Ele foi ter com ela à porta e colocou uma mão calejada nas suas costas.
"Vem comigo."
O peito dela comprimiu-se um pouco. Quando ele queria falar e andar, isso significava que ele estava prestes a compartilhar algo significativo.
Lado a lado, eles vaguearam até à parte traseira do telheiro e na direção do pequeno campo. Não muito longe apareciam umas nuvens escuras, enviando rajadas de vento quente e temperamental. Ela esperava que elas produzissem a chuva necessária para recuperarem daquela seca aparentemente interminável, mas como já antes acontecera, elas provavelmente apenas contivessem vazias promessas de chuviscos.
A terra rangia sob os seus pés enquanto ela caminhava, com o solo seco, as plantas amarelas, castanhas e mortas. Aquele pedaço de terra atrás da sua subdivisão era do Rei Claudius, apesar de não ser semeada há anos.
Eles subiram uma colina e pararam, olhando através do campo. O pai dela permanecia em silêncio, com as mãos cruzadas atrás das costas e a olhar para o céu. Ele não era assim e o medo dela aprofundou-se.

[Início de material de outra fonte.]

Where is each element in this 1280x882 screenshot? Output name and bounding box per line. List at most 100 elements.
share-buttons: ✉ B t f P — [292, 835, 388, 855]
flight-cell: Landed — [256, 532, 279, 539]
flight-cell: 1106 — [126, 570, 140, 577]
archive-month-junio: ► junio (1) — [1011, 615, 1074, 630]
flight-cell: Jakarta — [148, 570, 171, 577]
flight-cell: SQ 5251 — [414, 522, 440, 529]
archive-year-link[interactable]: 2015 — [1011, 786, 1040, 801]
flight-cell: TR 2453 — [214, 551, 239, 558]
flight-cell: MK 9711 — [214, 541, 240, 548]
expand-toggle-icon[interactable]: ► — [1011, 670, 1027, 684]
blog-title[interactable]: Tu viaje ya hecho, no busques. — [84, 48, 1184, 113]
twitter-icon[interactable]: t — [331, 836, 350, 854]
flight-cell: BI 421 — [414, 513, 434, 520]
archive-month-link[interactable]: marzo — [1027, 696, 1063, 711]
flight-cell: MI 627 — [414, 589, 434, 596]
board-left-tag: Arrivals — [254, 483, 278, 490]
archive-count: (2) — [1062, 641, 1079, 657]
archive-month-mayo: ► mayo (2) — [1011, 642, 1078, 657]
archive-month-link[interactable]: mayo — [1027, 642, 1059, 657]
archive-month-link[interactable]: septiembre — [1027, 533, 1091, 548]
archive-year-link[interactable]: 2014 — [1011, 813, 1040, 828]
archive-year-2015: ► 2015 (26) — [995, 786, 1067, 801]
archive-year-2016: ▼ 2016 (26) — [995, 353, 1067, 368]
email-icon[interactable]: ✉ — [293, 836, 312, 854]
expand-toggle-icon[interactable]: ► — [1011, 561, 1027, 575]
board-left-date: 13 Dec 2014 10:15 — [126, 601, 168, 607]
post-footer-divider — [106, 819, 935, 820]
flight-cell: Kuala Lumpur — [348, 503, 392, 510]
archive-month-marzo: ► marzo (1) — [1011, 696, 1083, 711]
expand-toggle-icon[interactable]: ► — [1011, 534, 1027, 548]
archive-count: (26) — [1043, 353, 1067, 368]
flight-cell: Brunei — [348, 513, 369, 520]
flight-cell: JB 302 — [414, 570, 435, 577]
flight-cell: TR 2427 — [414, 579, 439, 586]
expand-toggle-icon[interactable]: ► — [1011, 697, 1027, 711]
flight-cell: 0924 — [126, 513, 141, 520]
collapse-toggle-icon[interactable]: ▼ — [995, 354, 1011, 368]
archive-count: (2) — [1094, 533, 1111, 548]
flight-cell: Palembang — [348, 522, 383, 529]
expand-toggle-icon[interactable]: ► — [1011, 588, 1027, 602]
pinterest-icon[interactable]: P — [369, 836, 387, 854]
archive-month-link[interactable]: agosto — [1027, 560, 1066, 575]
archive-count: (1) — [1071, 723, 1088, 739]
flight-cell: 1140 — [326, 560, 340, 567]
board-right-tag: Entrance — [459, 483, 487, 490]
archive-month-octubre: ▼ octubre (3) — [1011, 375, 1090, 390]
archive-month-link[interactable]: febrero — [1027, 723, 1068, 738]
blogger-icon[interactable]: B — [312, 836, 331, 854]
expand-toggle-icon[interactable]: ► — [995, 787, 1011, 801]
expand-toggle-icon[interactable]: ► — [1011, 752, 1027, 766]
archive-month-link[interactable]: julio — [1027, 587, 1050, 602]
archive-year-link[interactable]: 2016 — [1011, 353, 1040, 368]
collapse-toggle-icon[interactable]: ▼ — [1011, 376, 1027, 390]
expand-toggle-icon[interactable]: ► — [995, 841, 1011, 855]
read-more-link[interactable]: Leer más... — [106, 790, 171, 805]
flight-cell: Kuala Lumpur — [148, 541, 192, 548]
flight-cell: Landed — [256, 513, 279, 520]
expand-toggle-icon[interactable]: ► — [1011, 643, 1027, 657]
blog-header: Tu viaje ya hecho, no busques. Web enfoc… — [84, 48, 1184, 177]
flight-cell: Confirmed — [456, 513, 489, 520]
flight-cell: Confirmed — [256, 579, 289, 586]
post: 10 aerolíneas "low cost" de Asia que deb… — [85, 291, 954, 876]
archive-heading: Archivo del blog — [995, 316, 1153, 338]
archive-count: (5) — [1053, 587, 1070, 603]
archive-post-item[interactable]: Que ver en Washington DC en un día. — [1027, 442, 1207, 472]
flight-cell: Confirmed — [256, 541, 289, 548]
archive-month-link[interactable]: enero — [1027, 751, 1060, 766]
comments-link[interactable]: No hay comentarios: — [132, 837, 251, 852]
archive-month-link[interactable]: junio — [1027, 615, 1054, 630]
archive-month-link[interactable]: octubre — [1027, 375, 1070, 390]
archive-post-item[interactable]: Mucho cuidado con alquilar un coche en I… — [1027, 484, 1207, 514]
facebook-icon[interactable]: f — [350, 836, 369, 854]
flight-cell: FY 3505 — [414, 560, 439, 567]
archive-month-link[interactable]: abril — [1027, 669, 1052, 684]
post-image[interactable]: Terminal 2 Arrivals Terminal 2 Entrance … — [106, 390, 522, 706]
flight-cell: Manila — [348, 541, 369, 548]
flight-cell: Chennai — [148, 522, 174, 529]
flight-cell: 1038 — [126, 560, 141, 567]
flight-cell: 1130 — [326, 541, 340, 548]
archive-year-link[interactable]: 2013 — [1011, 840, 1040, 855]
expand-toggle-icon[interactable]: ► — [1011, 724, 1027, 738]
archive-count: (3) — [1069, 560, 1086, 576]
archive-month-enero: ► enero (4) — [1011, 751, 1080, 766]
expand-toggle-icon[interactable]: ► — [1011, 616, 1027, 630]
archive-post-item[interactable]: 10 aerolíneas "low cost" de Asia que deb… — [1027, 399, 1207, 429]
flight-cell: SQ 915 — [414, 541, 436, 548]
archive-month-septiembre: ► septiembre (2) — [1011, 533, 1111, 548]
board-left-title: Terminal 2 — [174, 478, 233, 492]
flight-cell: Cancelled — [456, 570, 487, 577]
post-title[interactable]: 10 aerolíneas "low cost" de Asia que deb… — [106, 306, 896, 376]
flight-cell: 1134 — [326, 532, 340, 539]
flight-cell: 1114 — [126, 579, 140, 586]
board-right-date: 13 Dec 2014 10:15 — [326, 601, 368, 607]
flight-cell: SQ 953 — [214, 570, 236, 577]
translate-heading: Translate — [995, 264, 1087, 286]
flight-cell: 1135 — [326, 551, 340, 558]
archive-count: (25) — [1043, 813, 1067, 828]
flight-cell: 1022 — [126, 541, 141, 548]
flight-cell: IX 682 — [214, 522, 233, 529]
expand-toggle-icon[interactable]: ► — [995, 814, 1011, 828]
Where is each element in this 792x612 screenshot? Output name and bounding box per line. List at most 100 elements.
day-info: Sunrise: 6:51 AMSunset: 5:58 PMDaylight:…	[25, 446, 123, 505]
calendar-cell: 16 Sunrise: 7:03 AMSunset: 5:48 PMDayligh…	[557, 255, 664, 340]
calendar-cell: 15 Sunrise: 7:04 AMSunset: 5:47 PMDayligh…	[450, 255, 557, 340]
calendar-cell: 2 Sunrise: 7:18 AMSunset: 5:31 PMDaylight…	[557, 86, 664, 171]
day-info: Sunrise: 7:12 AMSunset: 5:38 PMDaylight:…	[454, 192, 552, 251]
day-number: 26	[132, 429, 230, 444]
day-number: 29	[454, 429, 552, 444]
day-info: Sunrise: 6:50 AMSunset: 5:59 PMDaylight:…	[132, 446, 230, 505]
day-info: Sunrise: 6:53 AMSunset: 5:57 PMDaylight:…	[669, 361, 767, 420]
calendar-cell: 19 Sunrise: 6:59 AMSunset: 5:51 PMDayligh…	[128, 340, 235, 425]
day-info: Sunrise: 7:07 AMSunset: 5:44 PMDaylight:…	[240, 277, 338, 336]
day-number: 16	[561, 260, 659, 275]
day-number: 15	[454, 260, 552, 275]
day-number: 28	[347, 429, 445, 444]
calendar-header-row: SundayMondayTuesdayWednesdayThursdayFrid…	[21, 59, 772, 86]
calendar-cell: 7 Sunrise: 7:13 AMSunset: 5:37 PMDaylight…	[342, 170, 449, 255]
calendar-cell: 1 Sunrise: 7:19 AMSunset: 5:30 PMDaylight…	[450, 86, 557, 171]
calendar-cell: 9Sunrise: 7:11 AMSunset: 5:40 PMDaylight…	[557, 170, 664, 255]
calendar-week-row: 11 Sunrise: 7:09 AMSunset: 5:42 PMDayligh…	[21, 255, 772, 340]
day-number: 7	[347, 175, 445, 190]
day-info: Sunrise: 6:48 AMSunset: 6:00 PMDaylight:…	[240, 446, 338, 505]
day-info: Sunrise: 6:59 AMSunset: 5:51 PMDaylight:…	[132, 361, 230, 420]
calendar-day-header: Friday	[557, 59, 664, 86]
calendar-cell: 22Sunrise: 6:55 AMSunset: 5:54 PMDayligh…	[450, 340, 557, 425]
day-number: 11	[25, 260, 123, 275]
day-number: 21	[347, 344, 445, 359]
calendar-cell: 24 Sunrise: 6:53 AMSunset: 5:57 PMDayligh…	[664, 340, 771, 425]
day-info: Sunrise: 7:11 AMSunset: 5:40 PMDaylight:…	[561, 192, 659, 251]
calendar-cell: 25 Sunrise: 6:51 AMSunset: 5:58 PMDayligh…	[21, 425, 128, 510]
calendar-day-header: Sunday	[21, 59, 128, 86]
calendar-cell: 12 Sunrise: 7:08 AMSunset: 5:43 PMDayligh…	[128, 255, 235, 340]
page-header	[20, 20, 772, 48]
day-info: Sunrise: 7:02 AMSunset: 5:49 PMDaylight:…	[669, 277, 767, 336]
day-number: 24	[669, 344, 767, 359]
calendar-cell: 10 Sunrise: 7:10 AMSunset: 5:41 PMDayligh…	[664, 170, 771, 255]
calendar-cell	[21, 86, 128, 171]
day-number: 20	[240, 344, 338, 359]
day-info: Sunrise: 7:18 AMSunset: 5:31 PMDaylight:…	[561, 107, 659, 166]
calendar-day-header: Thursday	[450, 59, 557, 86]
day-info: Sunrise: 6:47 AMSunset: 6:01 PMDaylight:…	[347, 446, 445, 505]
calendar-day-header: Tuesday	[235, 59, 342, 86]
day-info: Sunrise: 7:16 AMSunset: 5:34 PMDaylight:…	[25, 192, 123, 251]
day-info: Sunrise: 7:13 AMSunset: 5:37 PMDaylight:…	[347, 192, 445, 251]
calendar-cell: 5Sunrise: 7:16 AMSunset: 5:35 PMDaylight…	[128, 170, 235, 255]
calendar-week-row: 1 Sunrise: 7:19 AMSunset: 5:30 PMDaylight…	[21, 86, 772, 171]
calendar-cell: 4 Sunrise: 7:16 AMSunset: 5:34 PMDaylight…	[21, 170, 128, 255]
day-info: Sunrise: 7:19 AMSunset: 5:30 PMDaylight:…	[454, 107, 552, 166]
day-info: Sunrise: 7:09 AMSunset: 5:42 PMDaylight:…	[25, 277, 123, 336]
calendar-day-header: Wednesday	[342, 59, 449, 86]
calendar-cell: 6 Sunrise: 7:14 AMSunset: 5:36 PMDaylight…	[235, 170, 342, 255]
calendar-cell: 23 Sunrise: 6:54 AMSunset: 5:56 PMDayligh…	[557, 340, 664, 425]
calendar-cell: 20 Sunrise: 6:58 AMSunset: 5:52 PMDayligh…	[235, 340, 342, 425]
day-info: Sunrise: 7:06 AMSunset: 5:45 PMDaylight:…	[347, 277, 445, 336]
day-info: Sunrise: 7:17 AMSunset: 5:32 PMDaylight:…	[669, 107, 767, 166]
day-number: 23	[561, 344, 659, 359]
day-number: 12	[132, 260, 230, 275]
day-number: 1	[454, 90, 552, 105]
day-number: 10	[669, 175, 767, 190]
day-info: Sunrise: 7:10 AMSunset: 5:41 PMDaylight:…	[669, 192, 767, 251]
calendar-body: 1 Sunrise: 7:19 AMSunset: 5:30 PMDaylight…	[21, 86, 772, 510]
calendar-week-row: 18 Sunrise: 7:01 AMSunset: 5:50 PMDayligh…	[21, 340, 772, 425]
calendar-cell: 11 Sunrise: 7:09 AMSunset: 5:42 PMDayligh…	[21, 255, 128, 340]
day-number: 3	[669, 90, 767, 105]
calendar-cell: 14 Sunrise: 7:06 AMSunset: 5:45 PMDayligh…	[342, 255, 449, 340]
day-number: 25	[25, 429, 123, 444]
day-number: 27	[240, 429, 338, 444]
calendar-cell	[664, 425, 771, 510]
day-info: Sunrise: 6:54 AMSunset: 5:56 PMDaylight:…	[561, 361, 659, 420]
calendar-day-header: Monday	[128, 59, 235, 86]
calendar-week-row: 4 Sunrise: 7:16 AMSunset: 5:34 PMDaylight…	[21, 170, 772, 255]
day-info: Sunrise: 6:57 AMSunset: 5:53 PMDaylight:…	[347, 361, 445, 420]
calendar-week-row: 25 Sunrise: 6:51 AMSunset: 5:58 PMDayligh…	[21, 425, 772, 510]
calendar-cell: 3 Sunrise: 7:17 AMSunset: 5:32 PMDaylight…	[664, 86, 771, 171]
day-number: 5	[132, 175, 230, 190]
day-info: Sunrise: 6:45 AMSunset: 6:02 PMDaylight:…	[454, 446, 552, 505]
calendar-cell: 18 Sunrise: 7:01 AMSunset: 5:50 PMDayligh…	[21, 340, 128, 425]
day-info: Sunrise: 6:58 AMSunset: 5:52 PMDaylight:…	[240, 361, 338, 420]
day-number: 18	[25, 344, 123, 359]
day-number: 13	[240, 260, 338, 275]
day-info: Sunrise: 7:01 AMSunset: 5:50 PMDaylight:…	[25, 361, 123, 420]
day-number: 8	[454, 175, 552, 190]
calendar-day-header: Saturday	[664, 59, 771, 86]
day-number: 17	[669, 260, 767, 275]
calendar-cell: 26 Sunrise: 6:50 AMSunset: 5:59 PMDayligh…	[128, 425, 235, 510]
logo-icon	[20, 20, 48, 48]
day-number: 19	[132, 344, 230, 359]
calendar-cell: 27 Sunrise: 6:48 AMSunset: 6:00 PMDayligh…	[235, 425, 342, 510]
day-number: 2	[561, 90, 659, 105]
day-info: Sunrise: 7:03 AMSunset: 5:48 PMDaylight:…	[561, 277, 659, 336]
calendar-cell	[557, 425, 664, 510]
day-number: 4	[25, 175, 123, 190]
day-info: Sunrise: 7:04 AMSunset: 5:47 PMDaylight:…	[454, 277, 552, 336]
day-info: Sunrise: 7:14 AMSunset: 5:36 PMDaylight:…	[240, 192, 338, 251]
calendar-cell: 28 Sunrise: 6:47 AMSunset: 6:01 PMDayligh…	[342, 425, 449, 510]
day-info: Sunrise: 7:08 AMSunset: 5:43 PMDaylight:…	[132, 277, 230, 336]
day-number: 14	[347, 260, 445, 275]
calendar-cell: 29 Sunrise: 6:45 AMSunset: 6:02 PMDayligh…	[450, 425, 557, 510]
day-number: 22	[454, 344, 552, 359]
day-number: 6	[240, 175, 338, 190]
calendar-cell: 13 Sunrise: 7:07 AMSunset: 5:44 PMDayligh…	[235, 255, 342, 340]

Então ele falou, parecendo selecionar as palavras com cuidado.
"Às vezes não temos o luxo de escolher os nossos caminhos", disse ele. "Devemos sacrificar tudo o que queremos pelos que amamos. Sacrificarmo-nos mesmo a nós, se necessário."
Ele suspirou e, no longo silêncio, interrompido apenas pelo vento, o coração de Ceres batia com força, indagando-se onde é que ele queria chegar com aquilo.
"O que eu não daria para manter a tua infância para sempre", acrescentou ele, olhando para o céu, com o rosto contorcido de dor antes de relaxar novamente.
"O que é que se passa?", perguntou Ceres, colocando uma mão no braço dele.
"Eu tenho de me ir embora por algum tempo", disse ele.
Ela sentiu como se não pudesse respirar.
"Ir embora?"
Ele virou-se e olhou-a nos olhos.
"Como sabes, o inverno e a primavera foram particularmente difíceis este ano. Os últimos anos de seca têm sido difíceis. Nós não fizemos dinheiro suficiente para nos aguentarmos durante o próximo inverno e, se eu não for, a nossa família vai morrer à fome. Fui incumbido por outro rei de ser o seu cuteleiro principal. Será um bom dinheiro. "
"Vai levar-me contigo, certo?",perguntou Ceres, com um tom frenético na sua voz.
Ele abanou a cabeça tristemente.
"Tens de ficar aqui e ajudar a tua mãe e irmãos."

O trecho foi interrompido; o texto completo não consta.